Both the human and animal data suggest that the initial central sensitization is critical to the development of PLP or pain in deafferented structures. However, as described previously, PLPs which resemble pre-amputation pain sometimes require a peripheral stimulus to trigger their onset. In other cases, PLP can be relieved by local anesthesia of focal points in the stump (Livingston 1943). Thus, while PLP may be initiated by central sensitization associated with an injury barrage, there is a role for peripheral inputs and potentially ongoing central sensitization for the maintenance of PLP. In many cases, PLPs resolve themselves within a few months of amputation. It is expected that in these cases PLP is originally driven primarily by inputs from ectopic activity in stump neuromas or DRG cells acting on dorsal horn neurons sensitized by the pre-amputation injuries and/or the injury barrage associated with the nerve sections at the time of amputation. The PLP subsides when the damaged nerves heal adequately minimizing ongoing inputs from the stump neuromas or DRG cells. PLP may continue if the initial sensitization is of sufficient intensity, if peripheral tissues do not heal adequately, or if stump neuromas or DRG cells develop a sensitivity to sympathetic efferent activity so that ongoing peripheral inputs produce an ongoing sensitization. Furthermore, the fact that PLP can be triggered months or years after the amputation, suggests that initial central sensitization produces a lasting influence on central processing, which can re-instate a painful condition if appropriate dorsal horn neurons and/or more rostral sensory structures are activated by peripheral triggering inputs.
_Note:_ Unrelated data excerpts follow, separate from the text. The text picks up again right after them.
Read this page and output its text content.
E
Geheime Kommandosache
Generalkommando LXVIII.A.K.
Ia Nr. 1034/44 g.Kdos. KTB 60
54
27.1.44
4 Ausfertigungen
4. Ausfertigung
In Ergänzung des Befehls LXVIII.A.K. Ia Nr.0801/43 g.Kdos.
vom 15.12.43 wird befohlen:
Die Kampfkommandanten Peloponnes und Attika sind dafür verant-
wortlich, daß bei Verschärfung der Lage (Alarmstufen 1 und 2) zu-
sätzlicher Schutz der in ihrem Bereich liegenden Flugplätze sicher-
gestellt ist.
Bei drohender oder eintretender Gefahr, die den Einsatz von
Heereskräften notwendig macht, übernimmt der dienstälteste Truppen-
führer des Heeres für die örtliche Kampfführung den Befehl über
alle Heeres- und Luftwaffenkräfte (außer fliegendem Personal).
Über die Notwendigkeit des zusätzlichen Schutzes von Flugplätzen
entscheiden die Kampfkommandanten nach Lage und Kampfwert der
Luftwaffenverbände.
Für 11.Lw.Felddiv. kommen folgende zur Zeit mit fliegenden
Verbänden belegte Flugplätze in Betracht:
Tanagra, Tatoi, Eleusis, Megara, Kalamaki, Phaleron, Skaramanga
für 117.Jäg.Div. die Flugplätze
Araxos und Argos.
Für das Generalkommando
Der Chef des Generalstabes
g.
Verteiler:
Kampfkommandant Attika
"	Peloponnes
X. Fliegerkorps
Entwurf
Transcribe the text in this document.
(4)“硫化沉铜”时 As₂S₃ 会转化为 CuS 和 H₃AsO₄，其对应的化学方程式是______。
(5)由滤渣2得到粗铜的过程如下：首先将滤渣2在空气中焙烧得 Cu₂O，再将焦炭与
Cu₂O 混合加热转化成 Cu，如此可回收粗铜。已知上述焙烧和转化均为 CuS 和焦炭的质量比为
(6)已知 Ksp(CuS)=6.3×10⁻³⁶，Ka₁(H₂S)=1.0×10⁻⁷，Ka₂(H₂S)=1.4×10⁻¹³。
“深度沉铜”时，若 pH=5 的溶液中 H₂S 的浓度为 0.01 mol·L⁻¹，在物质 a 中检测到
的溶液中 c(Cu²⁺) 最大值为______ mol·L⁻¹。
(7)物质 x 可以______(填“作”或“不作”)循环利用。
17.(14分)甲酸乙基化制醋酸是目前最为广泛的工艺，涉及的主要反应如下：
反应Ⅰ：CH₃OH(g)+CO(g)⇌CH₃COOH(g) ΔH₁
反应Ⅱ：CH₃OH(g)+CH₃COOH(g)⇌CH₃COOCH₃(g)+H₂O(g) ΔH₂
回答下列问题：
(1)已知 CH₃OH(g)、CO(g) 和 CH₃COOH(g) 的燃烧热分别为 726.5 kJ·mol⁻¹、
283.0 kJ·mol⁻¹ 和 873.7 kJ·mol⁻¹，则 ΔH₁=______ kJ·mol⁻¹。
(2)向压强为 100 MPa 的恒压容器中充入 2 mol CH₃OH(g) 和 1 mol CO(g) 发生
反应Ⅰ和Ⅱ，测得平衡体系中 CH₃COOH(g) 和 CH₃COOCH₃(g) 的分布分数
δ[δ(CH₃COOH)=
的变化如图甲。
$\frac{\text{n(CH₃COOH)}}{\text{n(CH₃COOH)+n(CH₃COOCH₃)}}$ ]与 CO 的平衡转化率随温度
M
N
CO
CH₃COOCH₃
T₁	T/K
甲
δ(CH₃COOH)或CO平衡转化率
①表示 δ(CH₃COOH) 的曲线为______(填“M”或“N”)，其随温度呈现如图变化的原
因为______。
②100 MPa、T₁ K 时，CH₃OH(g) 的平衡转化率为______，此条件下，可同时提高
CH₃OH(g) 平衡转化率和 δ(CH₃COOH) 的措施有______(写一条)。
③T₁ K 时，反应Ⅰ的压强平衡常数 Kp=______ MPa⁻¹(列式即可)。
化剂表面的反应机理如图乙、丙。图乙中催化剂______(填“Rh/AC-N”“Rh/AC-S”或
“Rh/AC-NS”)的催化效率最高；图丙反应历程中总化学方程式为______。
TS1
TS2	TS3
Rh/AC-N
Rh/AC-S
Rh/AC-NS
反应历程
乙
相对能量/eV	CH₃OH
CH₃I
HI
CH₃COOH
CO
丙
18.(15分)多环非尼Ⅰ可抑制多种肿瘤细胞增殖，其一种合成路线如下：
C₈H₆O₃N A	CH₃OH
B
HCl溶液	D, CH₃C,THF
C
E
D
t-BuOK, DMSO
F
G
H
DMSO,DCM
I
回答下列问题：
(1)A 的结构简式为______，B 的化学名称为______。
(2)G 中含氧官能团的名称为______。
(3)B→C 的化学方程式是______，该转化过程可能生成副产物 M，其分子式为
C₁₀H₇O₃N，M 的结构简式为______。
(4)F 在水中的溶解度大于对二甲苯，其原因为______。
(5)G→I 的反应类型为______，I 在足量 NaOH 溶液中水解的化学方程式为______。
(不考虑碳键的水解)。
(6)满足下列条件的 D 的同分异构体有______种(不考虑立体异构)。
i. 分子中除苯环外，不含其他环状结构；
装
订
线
Early this century, Crile (1913) first proposed that CNS changes produced by tissue damage and noxious inputs associated with surgery could contribute to post-operative pain. However, it was only after the recent finding of Woolf and Wall (1986) provided a sound justification for pre-emptive treatment, that this idea began to receive the clinical attention it deserves. Woolf and Wall (1986) demonstrated in experimental animals that opioids are much more effective at reducing stimulus-induced increases in the excitability of the dorsal horn if they are administered prior to, rather than following, C-fiber electrical nerve stimulation. Recent clinical evidence supports the hypothesis that the administration of analgesic agents prior to surgery may prevent the central sensitizing effects of the surgical procedure. Thus, it may be possible to reduce post-operative pain intensity or lower post-operative analgesic requirements for periods much longer than the duration of action of the pre-operatively administered agents.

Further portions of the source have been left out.